Answer: First, it is possible that your story idea is more suitable for a novella or short story than a novel. It happens.

On the other hand, it may be that you haven't taken the time to develop your idea as fully as it deserves. Here are some of the ways that a story idea can be developed.

1. Event structure. Think of a story as a big event that is a major change in the lives of the characters. That event can be divided into four smaller events or acts, representing the beginning of the pursuit of the goal (or setup), complications, the move towards a crisis, and the resolution. Each of these events can also be broken into a similar sequence of events.

For instance, if one event is "Bob gets a new car," you can write that event as one scene, or you can break it into a sequence. Perhaps it starts with a scene where he realizes his old car is hurting his image. The complication may be that he is offered a sales job that requires him to have a better car that's out of his price range. The crisis may be when his reluctant parents refuse to loan him the money for a new car. The resolution may be his grandfather's sudden decision to give him his car.

If you turn each act
into a sequence of 4-6 events, your story will contain 16-24 events.

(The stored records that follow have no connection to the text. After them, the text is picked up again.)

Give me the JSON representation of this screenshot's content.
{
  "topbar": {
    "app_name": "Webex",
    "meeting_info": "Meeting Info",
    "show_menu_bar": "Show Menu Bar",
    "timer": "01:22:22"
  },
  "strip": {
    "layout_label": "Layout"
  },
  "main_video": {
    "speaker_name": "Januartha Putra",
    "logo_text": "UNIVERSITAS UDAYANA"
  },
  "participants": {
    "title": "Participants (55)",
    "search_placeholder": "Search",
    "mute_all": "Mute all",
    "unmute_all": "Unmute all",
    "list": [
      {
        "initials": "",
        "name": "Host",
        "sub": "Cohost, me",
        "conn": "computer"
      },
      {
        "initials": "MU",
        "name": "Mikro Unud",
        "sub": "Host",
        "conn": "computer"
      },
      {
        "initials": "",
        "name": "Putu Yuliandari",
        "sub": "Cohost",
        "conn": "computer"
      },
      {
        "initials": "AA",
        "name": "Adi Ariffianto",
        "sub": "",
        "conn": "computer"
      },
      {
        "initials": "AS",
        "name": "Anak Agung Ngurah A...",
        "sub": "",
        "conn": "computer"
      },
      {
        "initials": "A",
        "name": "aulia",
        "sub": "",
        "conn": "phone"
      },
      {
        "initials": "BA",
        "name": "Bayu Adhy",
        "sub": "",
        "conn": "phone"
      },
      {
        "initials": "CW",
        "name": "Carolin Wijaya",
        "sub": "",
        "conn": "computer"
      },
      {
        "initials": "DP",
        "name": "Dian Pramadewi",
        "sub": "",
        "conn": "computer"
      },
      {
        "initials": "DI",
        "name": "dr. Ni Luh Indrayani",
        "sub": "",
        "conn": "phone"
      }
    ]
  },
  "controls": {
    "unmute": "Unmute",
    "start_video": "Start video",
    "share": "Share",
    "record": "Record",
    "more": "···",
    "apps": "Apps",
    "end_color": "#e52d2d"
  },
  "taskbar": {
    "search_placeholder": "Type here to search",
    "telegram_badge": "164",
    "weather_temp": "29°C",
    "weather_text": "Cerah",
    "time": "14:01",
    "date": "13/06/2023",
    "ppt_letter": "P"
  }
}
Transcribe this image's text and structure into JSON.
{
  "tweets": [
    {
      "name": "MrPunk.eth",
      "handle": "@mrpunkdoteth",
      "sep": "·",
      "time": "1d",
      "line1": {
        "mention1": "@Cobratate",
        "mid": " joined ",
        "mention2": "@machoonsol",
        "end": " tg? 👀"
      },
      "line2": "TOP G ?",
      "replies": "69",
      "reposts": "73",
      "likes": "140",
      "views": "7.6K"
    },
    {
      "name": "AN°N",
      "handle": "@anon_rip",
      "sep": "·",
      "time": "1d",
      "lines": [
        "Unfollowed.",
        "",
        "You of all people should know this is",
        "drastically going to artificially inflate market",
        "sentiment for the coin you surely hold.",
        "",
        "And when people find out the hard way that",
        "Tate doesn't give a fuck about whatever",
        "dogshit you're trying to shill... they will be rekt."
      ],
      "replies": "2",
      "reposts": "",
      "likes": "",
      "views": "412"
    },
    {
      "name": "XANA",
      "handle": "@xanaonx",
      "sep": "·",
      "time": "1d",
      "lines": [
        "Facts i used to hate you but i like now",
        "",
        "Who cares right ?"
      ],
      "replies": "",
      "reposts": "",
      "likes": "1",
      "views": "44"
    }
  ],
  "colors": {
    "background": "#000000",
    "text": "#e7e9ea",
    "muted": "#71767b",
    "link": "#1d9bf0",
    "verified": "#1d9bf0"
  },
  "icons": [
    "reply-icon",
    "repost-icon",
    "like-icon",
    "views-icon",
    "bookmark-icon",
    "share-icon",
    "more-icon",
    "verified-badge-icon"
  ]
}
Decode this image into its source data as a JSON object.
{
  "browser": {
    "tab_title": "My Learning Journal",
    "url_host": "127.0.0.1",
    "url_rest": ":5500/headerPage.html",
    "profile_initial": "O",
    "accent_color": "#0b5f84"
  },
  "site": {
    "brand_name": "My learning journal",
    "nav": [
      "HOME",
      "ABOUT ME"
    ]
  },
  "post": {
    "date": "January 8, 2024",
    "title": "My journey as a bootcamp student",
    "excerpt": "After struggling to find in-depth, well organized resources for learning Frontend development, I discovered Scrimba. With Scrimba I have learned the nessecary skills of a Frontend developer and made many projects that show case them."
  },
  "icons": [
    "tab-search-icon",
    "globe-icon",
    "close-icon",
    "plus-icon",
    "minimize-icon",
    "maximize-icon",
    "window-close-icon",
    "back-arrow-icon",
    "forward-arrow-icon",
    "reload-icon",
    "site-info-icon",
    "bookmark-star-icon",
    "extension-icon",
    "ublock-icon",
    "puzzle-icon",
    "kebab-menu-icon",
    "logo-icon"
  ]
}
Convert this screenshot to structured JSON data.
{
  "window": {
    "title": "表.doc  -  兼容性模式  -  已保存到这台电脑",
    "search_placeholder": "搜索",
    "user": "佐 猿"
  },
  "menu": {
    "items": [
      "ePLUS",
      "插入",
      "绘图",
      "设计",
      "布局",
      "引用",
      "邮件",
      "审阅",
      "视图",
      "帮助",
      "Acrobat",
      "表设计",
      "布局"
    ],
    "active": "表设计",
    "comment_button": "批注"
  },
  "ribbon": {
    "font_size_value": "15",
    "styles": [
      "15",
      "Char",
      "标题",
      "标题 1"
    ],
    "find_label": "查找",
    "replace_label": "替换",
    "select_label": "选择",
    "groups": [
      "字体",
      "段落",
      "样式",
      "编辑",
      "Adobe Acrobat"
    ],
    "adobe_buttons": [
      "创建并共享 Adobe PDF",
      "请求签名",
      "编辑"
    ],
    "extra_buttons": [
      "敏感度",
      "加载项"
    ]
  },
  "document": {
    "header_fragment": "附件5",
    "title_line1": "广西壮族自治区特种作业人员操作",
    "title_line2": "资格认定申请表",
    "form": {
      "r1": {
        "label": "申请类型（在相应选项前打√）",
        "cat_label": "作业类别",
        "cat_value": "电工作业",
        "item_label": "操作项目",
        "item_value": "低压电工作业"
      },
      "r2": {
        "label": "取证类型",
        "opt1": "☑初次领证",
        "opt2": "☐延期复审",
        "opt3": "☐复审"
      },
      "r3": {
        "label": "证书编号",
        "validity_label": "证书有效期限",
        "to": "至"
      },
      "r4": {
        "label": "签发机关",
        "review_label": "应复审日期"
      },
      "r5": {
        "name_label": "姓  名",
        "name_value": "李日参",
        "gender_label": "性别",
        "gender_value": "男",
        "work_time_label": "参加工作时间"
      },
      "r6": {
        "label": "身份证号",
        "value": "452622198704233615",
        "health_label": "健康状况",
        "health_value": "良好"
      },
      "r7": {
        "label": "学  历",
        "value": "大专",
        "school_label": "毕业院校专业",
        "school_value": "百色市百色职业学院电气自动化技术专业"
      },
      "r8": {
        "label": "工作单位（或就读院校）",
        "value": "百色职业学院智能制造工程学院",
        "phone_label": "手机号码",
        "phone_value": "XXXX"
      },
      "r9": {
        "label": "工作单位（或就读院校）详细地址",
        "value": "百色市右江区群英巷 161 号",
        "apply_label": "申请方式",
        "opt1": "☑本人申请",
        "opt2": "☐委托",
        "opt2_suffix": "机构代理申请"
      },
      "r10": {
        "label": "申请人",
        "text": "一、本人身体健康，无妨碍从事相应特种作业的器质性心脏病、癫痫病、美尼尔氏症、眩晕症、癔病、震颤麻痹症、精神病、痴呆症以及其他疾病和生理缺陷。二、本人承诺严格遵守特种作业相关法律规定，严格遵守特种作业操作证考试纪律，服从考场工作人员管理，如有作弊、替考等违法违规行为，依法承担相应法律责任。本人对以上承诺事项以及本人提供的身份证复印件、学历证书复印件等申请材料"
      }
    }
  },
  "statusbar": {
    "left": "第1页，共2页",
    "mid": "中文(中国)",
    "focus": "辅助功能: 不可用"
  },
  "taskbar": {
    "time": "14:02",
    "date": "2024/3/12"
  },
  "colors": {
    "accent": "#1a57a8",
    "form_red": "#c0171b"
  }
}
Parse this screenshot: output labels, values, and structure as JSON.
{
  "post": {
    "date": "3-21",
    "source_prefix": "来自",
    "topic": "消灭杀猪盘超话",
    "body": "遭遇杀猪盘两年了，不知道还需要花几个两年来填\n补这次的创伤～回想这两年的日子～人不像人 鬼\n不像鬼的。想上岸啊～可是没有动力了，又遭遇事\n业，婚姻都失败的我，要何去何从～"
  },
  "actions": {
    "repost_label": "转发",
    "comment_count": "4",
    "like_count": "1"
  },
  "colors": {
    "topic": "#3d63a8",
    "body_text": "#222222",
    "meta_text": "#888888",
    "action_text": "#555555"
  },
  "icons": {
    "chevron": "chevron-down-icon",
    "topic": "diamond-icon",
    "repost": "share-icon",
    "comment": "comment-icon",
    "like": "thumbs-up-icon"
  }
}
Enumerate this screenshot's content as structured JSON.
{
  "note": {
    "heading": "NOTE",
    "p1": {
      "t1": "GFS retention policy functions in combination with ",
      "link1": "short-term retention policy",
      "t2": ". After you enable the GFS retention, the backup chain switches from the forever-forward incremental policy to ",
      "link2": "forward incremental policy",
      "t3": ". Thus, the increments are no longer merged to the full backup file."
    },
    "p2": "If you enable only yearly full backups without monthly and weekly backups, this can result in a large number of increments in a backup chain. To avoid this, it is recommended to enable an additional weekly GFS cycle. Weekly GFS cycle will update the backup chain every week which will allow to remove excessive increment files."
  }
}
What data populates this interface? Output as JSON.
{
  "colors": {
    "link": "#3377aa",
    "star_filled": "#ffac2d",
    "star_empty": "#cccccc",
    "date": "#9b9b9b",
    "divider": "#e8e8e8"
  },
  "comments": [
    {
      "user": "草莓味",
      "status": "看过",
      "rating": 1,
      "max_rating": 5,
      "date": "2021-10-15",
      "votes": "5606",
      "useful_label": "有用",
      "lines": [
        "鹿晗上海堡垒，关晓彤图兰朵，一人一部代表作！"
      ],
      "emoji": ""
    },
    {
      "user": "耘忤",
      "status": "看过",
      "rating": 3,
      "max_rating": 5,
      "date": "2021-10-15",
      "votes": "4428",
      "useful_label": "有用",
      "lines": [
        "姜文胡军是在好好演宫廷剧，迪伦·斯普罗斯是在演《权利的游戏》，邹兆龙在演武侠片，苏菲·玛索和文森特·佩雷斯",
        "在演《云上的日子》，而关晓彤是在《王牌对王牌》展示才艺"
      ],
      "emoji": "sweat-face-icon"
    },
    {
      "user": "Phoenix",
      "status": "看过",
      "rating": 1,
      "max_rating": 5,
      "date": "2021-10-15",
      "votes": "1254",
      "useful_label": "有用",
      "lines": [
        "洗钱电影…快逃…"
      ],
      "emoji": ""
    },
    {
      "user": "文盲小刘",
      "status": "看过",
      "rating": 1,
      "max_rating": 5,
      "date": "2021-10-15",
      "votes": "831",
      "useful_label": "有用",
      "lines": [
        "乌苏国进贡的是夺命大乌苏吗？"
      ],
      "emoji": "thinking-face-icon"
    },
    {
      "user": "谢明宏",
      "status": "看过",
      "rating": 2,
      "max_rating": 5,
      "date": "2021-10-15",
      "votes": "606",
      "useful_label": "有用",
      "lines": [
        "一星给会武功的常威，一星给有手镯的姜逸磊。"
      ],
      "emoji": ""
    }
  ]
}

2. The four throughlines. A complete story involves four throughlines. In addition to the overall story arc, there is the main character's throughline, which shows the arc of his/her inner conflict, the impact character throughline, and the relationship throughline.

I've written a lot on these throughlines on this site, but this article may get you started...


Suffice it to say that each of these throughlines can have its own 4-part arc. That's 16 major events so far. If each of these events is divided into a sequence, you're now up to between 64 and 96 events. That's enough for a short novel at least.

3. Theme events. Sometimes you include events to develop your thematic message. For instance, if your theme is greed vs. generosity, you may have some events showing greed is bad, some showing greed is good, some showing generosity is good, and some showing generosity is bad. Of course, you make the balance of evidence support the message you want to give.

4. Subplots. You can use these to develop other perspectives on your theme, or to develop characters' backgrounds (to explain their actions), or to show the progress of their relationships. It's best to have a meaningful purpose for subplots. Each subplot can also have its own 4-part arc.

Bottom line: there are many ways you can develop a story. The important thing is to make sure everything you add makes the story better, more emotionally engaging. Make sure every event is an essential part of the what's becoming a richer story.